Chen, Qizhi, Qu, Delin, Tang, Yiwen, Song, Haoming, Zhang, Yiting, Wang, Dong, Zhao, Bin, Li, Xuelong

arXiv.org Artificial Intelligence 

Reconstructing controllable Gaussian splats from monocular video is a challenging task due to its inherently insufficient constraints. Widely adopted approaches supervise complex interactions with additional masks and control signal annotations, limiting their real-world applications. In this paper, we propose an annotation guidance-free method, dubbed FreeGaussian, that mathematically derives dynamic Gaussian motion from optical flow and camera motion using novel dynamic Gaussian constraints. By establishing a connection between 2D flows and 3D Gaussian dynamic control, our method enables self-supervised optimization and continuity of dynamic Gaussian motions from flow priors.
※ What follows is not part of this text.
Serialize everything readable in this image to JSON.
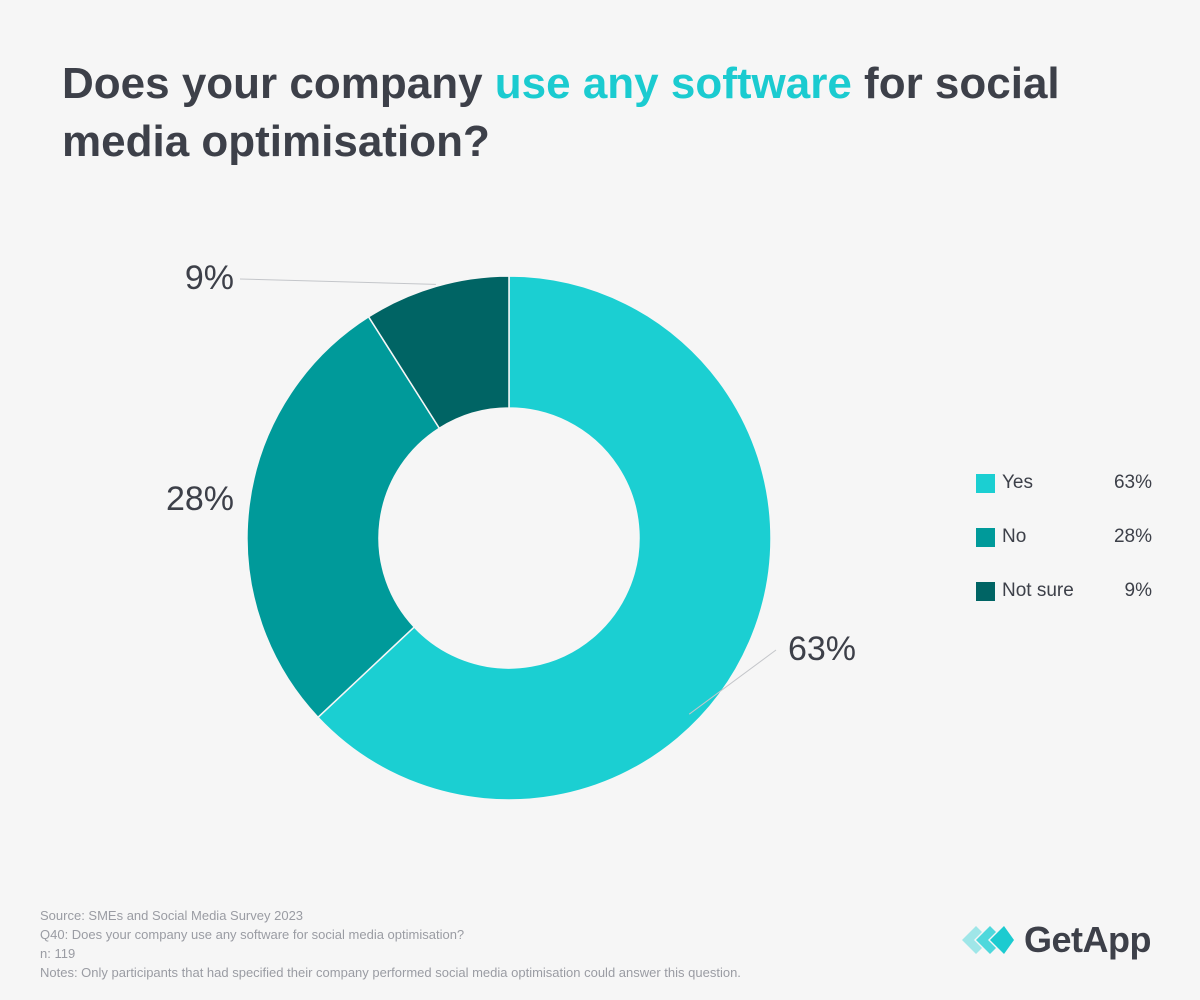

Furthermore, we introduce a 3D spherical vector controlling scheme, which represents the state with a 3D Gaussian trajectory, thereby eliminating the need for complex 1D control signal calculations and simplifying controllable Gaussian modeling. Quantitative and qualitative evaluations on extensive experiments demonstrate the stateof-the-art visual performance and control capability of our method. Mainstream methods Yu et al. (2023a); Fridovich-Keil et al. (2023) have recently achieved high-quality real-time rendering via 3D Gaussian representation Kerbl et al. (2023b) and extended to scene-level using large-scale annotated datasets (Qu et al., 2024).